For assessments to be meaningful, they must be accurate reflections of the student’s knowledge and competencies. To accurately interpret and communicate evaluations of student learning, the assessments must be both valid and reliable. Validity can be considered the ‘what’ and ‘how’ of assessment, while reliability addresses the ‘how well’ of an assessment (Johnson, 2012). An assessment is considered valid when it accurately measures what it is supposed to measure. A test with a high degree of validity has test items closely tied to the test’s focus. Reliability is the consistency of a test taker’s performance on a given assessment. For example, if a student took multiple assessments on different days and achieved the same score. The assessment would be considered reliable. Many factors can influence the reliability and include selecting specific questions, grading the assessment, and even the day and time the student took the assessment.

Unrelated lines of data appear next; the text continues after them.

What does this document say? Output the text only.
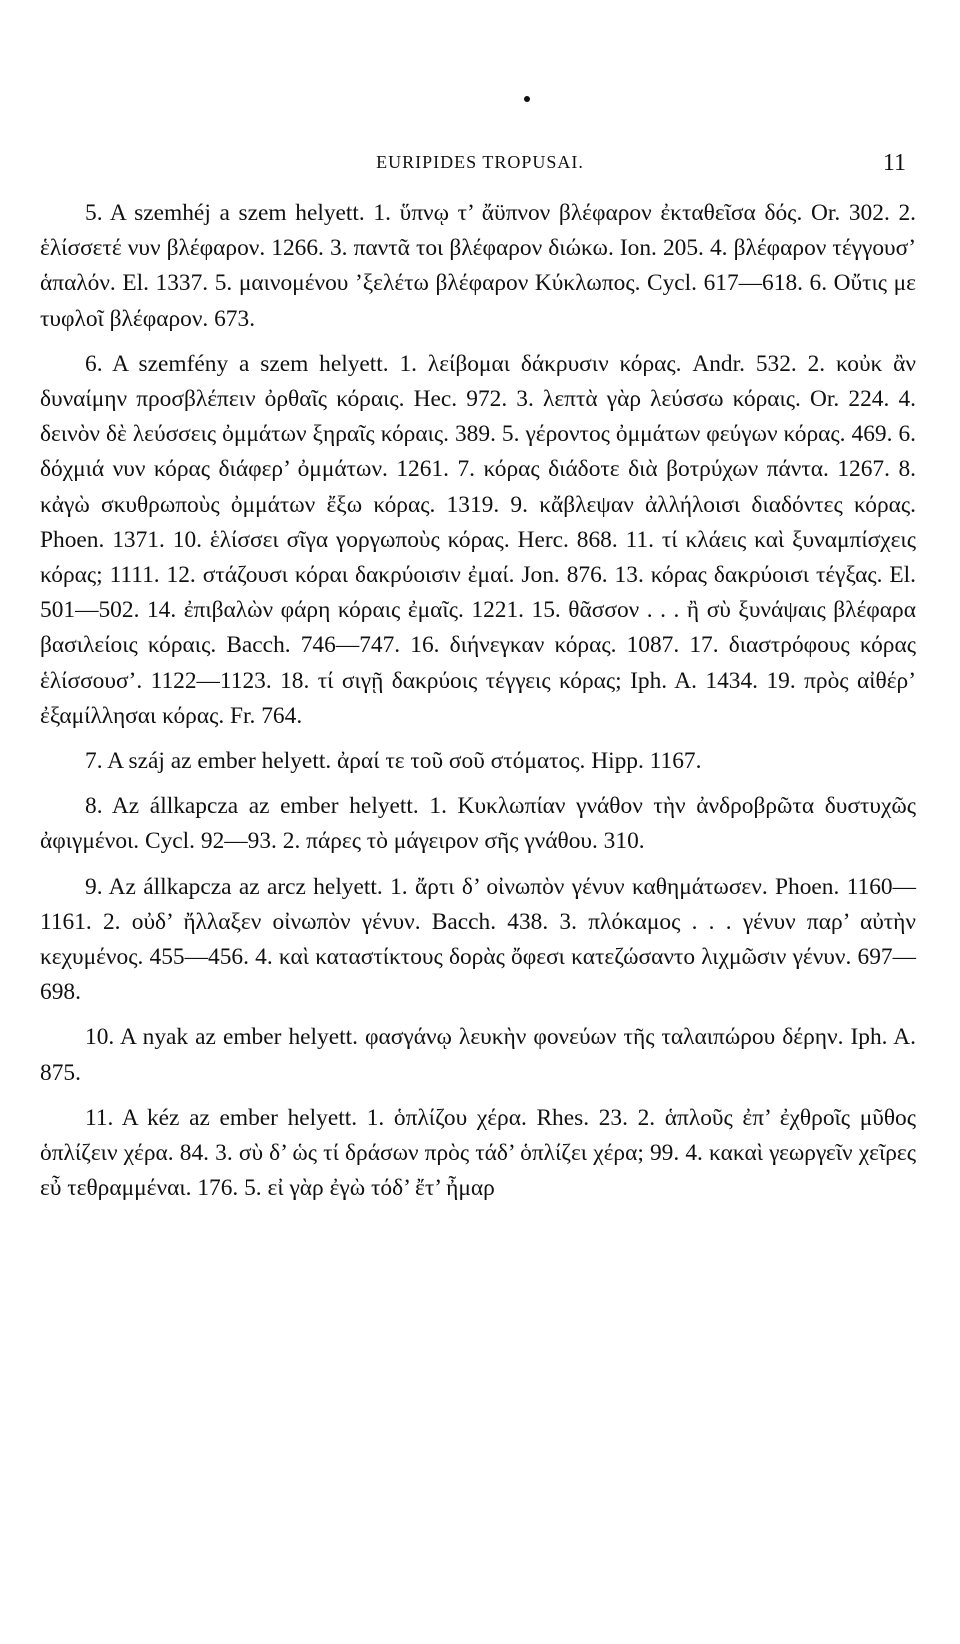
EURIPIDES TROPUSAI.	11

5. A szemhéj a szem helyett. 1. ὕπνῳ τ’ ἄϋπνον βλέφαρον ἐκταθεῖσα δός. Or. 302. 2. ἑλίσσετέ νυν βλέφαρον. 1266. 3. παντᾶ τοι βλέφαρον διώκω. Ion. 205. 4. βλέφαρον τέγγουσ’ ἁπαλόν. El. 1337. 5. μαινομένου ’ξελέτω βλέφαρον Κύκλωπος. Cycl. 617—618. 6. Οὔτις με τυφλοῖ βλέφαρον. 673.

6. A szemfény a szem helyett. 1. λείβομαι δάκρυσιν κόρας. Andr. 532. 2. κοὐκ ἂν δυναίμην προσβλέπειν ὀρθαῖς κόραις. Hec. 972. 3. λεπτὰ γὰρ λεύσσω κόραις. Or. 224. 4. δεινὸν δὲ λεύσσεις ὀμμάτων ξηραῖς κόραις. 389. 5. γέροντος ὀμμάτων φεύγων κόρας. 469. 6. δόχμιά νυν κόρας διάφερ’ ὀμμάτων. 1261. 7. κόρας διάδοτε διὰ βοτρύχων πάντα. 1267. 8. κἀγὼ σκυθρωποὺς ὀμμάτων ἔξω κόρας. 1319. 9. κἄβλεψαν ἀλλήλοισι διαδόντες κόρας. Phoen. 1371. 10. ἑλίσσει σῖγα γοργωποὺς κόρας. Herc. 868. 11. τί κλάεις καὶ ξυναμπίσχεις κόρας; 1111. 12. στάζουσι κόραι δακρύοισιν ἐμαί. Jon. 876. 13. κόρας δακρύοισι τέγξας. El. 501—502. 14. ἐπιβαλὼν φάρη κόραις ἐμαῖς. 1221. 15. θᾶσσον . . . ἢ σὺ ξυνάψαις βλέφαρα βασιλείοις κόραις. Bacch. 746—747. 16. διήνεγκαν κόρας. 1087. 17. διαστρόφους κόρας ἑλίσσουσ’. 1122—1123. 18. τί σιγῇ δακρύοις τέγγεις κόρας; Iph. A. 1434. 19. πρὸς αἰθέρ’ ἐξαμίλλησαι κόρας. Fr. 764.

7. A száj az ember helyett. ἀραί τε τοῦ σοῦ στόματος. Hipp. 1167.

8. Az állkapcza az ember helyett. 1. Κυκλωπίαν γνάθον τὴν ἀνδροβρῶτα δυστυχῶς ἀφιγμένοι. Cycl. 92—93. 2. πάρες τὸ μάγειρον σῆς γνάθου. 310.

9. Az állkapcza az arcz helyett. 1. ἄρτι δ’ οἰνωπὸν γένυν καθημάτωσεν. Phoen. 1160—1161. 2. οὐδ’ ἤλλαξεν οἰνωπὸν γένυν. Bacch. 438. 3. πλόκαμος . . . γένυν παρ’ αὐτὴν κεχυμένος. 455—456. 4. καὶ καταστίκτους δορὰς ὄφεσι κατεζώσαντο λιχμῶσιν γένυν. 697—698.

10. A nyak az ember helyett. φασγάνῳ λευκὴν φονεύων τῆς ταλαιπώρου δέρην. Iph. A. 875.

11. A kéz az ember helyett. 1. ὁπλίζου χέρα. Rhes. 23. 2. ἁπλοῦς ἐπ’ ἐχθροῖς μῦθος ὁπλίζειν χέρα. 84. 3. σὺ δ’ ὡς τί δράσων πρὸς τάδ’ ὁπλίζει χέρα; 99. 4. κακαὶ γεωργεῖν χεῖρες εὖ τεθραμμέναι. 176. 5. εἰ γὰρ ἐγὼ τόδ’ ἔτ’ ἦμαρ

Authentic assessments, or performance-based assessments, are assessments that measure students’ “intellectual accomplishments that are worthwhile, significant, and meaningful (Newmann, Marks, & Gamoran, 1996). Authentic assessments are much more appropriate in the 21st-century classroom than traditional assessments because authentic assessments allow students to demonstrate their mastery of content and skills in an authentic, real-world setting. In other words, authentic assessments require students to exercise judgment, innovation, and creativity when applying what they have learned in a safe and supportive environment. Authentic assessments require higher-level thinking skills and more accurately reflect what practitioners in the field do. This is opposed to the low-level factual recall, common to traditional standardized tests (Wiggins & Mctighe, 2005). Authentic assessments are excellent ways for students to engage in complex problem solving and other 21st-century skills using various strategies such as role-playing, debates and simulations, project-based activities, extended research projects, experiments, case studies, and portfolios. Additionally, performance assessments are inherently multidisciplinary because they require students to examine issues from various theoretical and practical perspectives that extend beyond a particular discipline (Lombardi, 2007). However, there are drawbacks to using authentic assessments and include pushback from students who may find them challenging due to the high cognitive demand and student collaboration. Teachers may object to the increased time required to assess student learning and the lack of the resources needed to implement authentic assessments. However, with proper planning and foresight, many of these objections can be mitigated (Murphy, Fox, Freeman, & Hughes, 2017).